Given how many people treat speed limits as suggestions, at best, having your vehicle obey the limit would turn some people off of them.
People ride the bus and you can’t speed there either.
If self-driving cars got to the point where they were significantly safer than human drivers (a big if), I could see the creation of dedicated self-driving lanes with higher speed limits.
That sounds like dedicated bus lanes, except you don’t need the higher speed limits since avoiding traffic takes care of the need to speed.
Now we just wait until some tech bro picks up the idea and resells it with AI in the name at 10x the cost to tax payers.
The difference with buses is that they’re less safe (or at least less able to avoid collisions) at high speed than cars are. So the purpose of bus lanes isn’t to increase the maximum speed of buses, but to increase their minimum speed during congestion.
I guess my point is that they would similarly get people to their destination quicker if implemented. The main difference is that one is fully proven and exists already with current technology.
The biggest problem with automation is, it can’t deal with things that aren’t expected or detected.
The current roadscape is too chaotic to be able to code in all the edge cases, as well as deal with the sensor issues.
I think the only way self driving vehicles will be able to operate (until the roadscape changes/evolves) is to have dedicated roads(probably toll roads initially), where only compatible vehicles will be allowed to utilize, and only when in autonomous mode.

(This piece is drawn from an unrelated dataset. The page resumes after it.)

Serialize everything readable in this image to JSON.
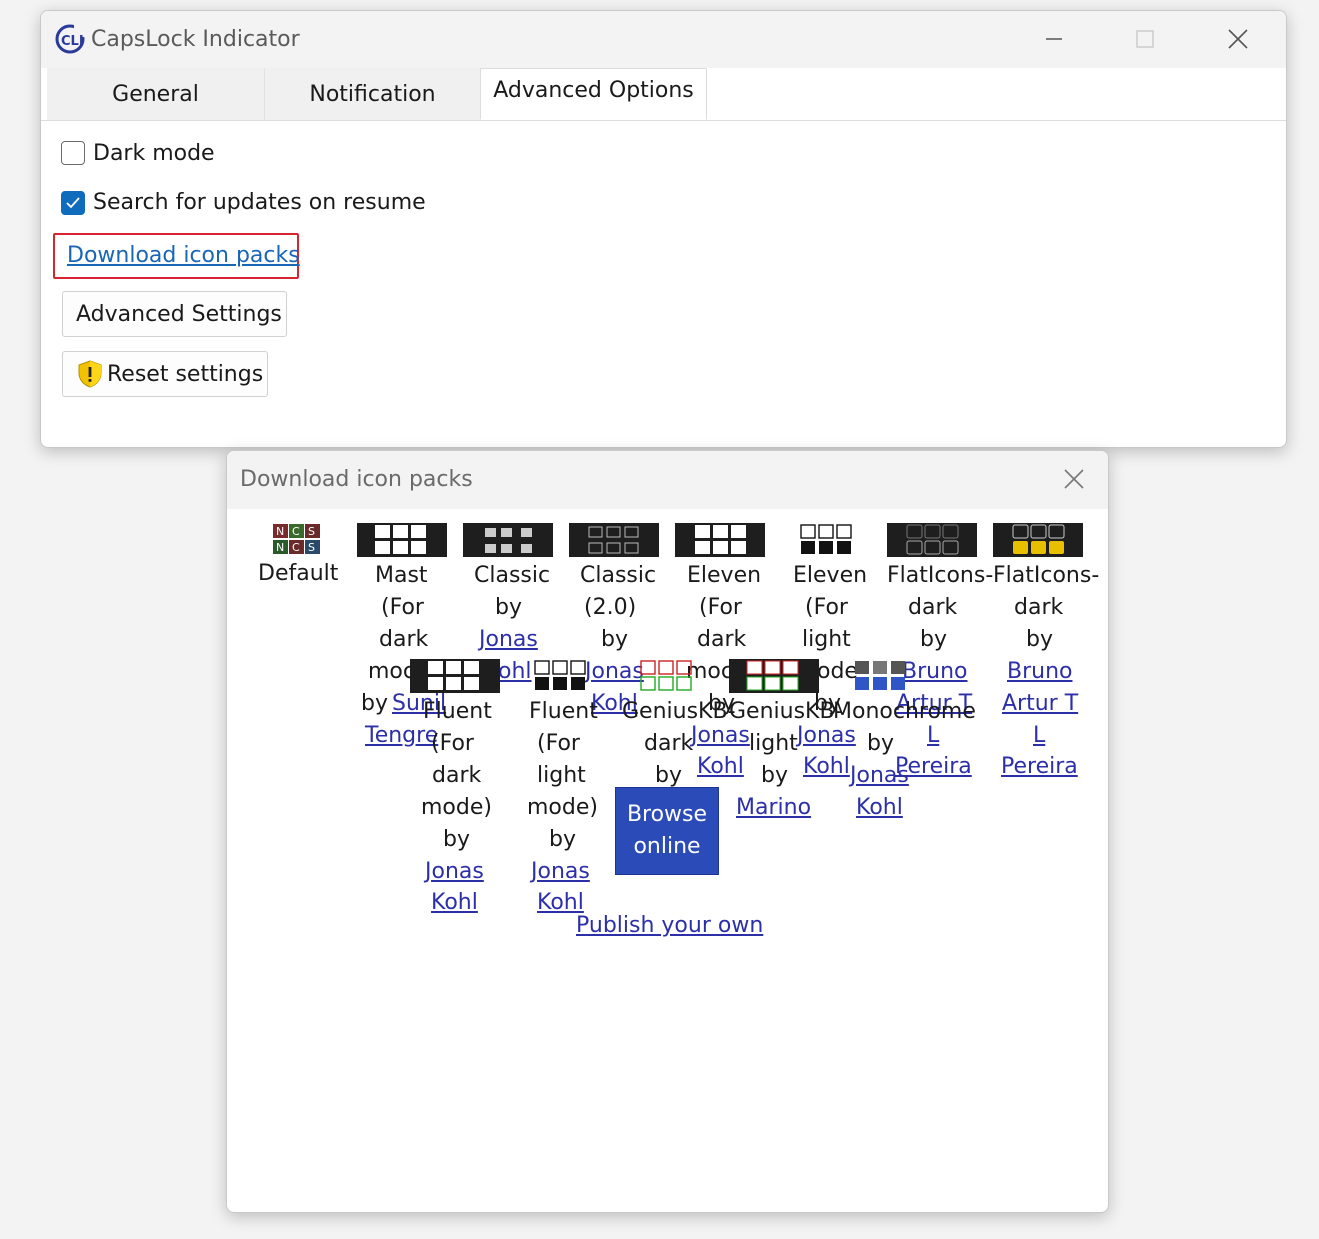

There the environment can be controlled much tighter, and we can get through teething problems with the inter vehicle/roadscape communications.
These roads will expand as society adopts them, and there will be fewer manually driven roads.

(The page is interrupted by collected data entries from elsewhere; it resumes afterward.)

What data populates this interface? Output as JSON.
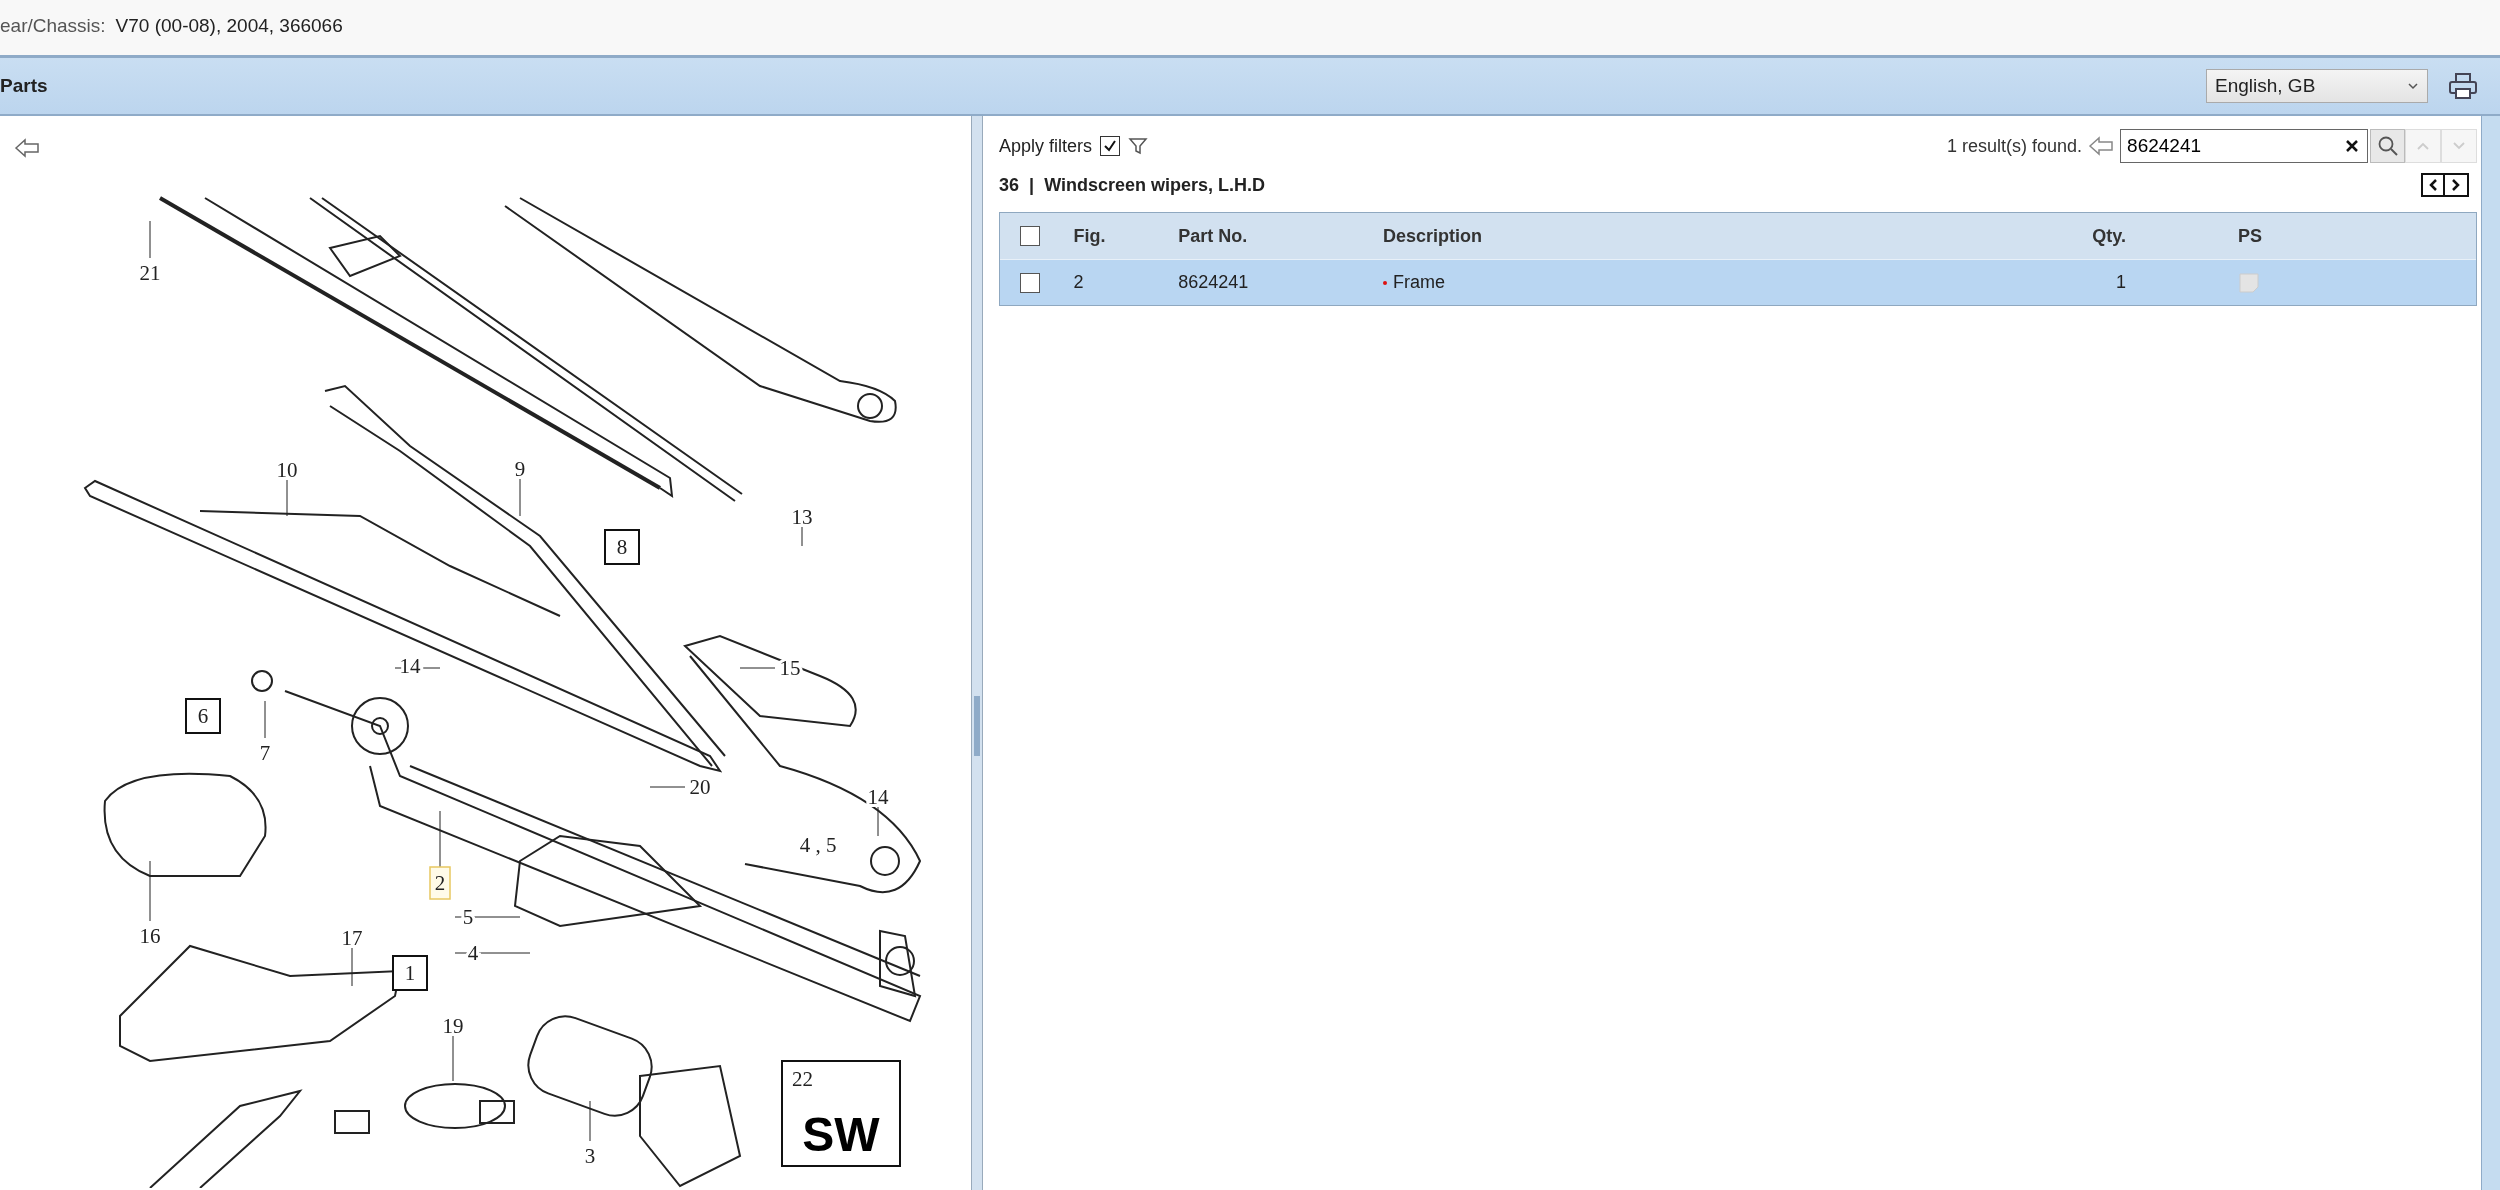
{
  "vehicle": {
    "label": "ear/Chassis:",
    "value": "V70 (00-08), 2004, 366066"
  },
  "header": {
    "title": "Parts",
    "language": "English, GB"
  },
  "diagram": {
    "callouts": [
      {
        "label": "21",
        "kind": "plain"
      },
      {
        "label": "10",
        "kind": "plain"
      },
      {
        "label": "9",
        "kind": "plain"
      },
      {
        "label": "8",
        "kind": "boxed"
      },
      {
        "label": "13",
        "kind": "plain"
      },
      {
        "label": "14",
        "kind": "plain"
      },
      {
        "label": "15",
        "kind": "plain"
      },
      {
        "label": "6",
        "kind": "boxed"
      },
      {
        "label": "7",
        "kind": "plain"
      },
      {
        "label": "20",
        "kind": "plain"
      },
      {
        "label": "14",
        "kind": "plain"
      },
      {
        "label": "4 , 5",
        "kind": "plain"
      },
      {
        "label": "2",
        "kind": "highlight"
      },
      {
        "label": "5",
        "kind": "plain"
      },
      {
        "label": "4",
        "kind": "plain"
      },
      {
        "label": "16",
        "kind": "plain"
      },
      {
        "label": "17",
        "kind": "plain"
      },
      {
        "label": "1",
        "kind": "boxed"
      },
      {
        "label": "19",
        "kind": "plain"
      },
      {
        "label": "3",
        "kind": "plain"
      }
    ],
    "code_box": {
      "number": "22",
      "code": "SW"
    }
  },
  "filters": {
    "label": "Apply filters",
    "checked": true
  },
  "search": {
    "result": "1 result(s) found.",
    "value": "8624241",
    "prev_disabled": true,
    "next_disabled": true
  },
  "group": {
    "number": "36",
    "separator": "|",
    "title": "Windscreen wipers, L.H.D"
  },
  "table": {
    "select_all": false,
    "columns": [
      "Fig.",
      "Part No.",
      "Description",
      "Qty.",
      "PS"
    ],
    "rows": [
      {
        "checked": false,
        "selected": true,
        "fig": "2",
        "part_no": "8624241",
        "description": "Frame",
        "qty": "1"
      }
    ]
  }
}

Eventually all cars can communicate with all others, as well as a centralized road traffic controller. And almost all roads will be autonomous required.
Then the car crash scene in irobot can happen.
Truly self driving cars would allow you to participate in other activities safely while the car moves you. You could read a book, play a game, apply your makeup, etc. Given that trade-off, I think most people would be willing to sacrifice the extra 2.5 minutes a trip.
2.5 minute estimate derived from the difference of travel time between half the average US daily travel of 42 miles at a speed of 60mph and the same distance traveled at 68mph.
Most people would accept the trade-off of being in the car 5 minutes longer per day if it meant they got 42 minutes of leisure instead of 37 minutes of weaving through traffic.
Also with a critical mass adoption of self-driving cars the speed limit could be increased.
Also with a critical mass adoption of self-driving cars the speed limit could be increased.
Only if the bicycle paths are separated from the road by a wall.
Ride share is very popular and it offers a similar service to what most people expect from self driving cars.
I think that the majority of people want a vehicle for transportation and those who want a car for recreation are a minority.
If there was 100% adoption of self-driving vehicles with a inter-vehicle communication network, there is no reason why the left lane couldn’t go 100+ mph. There still would be lower speeds outside of the highway, but they could be substantially higher than today on most major roads.
Human drivers are why speed limits exist. People follow too close, people are impatient, people are aggressive, people are risky, people don’t know what the vehicles in front of them are going to do, people don’t use turn signals, people hit the brakes and cut across multiple lanes of traffic because they weren’t paying attention or missed their exit, etc.
Networked autonomous cars can communicate and collaborate, allowing for faster and safer travel. The left lane could have no speed limit because every car using it, leaving it, or entering it are all in agreement on what needs to be done and what to do and when to do it. Cars on major roads would slow down so another car can turn without causing the cars behind it to stop. Oncoming cars could slow to allow for an opening that a turning car can use instead of waiting for an opening in irregular traffic, or taking a risky turn that causes an accident.
Getting to that system will require laws against manual driving and mandating that all new vehicles have full autonomous driving. I hope I am dead before that happens because that future sounds awful to me.
The major roads are already nigh impossible to walk across. Finding a way to raise the speed just makes it harder to be a pedestrian in yet more places.
I, too, love the idea of networked autonomous swarm agents behaving in an even more efficient setup. The problem is that if the only focus is on moving cars faster at the cost of people’s comfort, access, energy, and walkable anything we lose out on reasons to ever be outside of the car at all.
More cars and faster cars in our cities makes the city worse, even if they’re self driving.
I’ll echo that there are safety issues. Motorcyclists (I ride my much more fuel-efficient bike when I don’t have something too big where I need my car), bicycles (which I also ride for leisure and errands close by), and pedestrians (same here) aren’t going to work very well in that. You’re not going to mandate that every person carry some kind of transponder and that it must always work. Where I live, many students are walking and cycling. I also think tractors, dump trunks, and other special equipment will still have human drivers for at least part of the journey for the foreseeable future.
Also, smacking into an animal at 160kph is terribly dangerous and potentially damaging. A blowout at that speed also has much scarier implications for control. A lot of hazards would need to have issues solved here as well.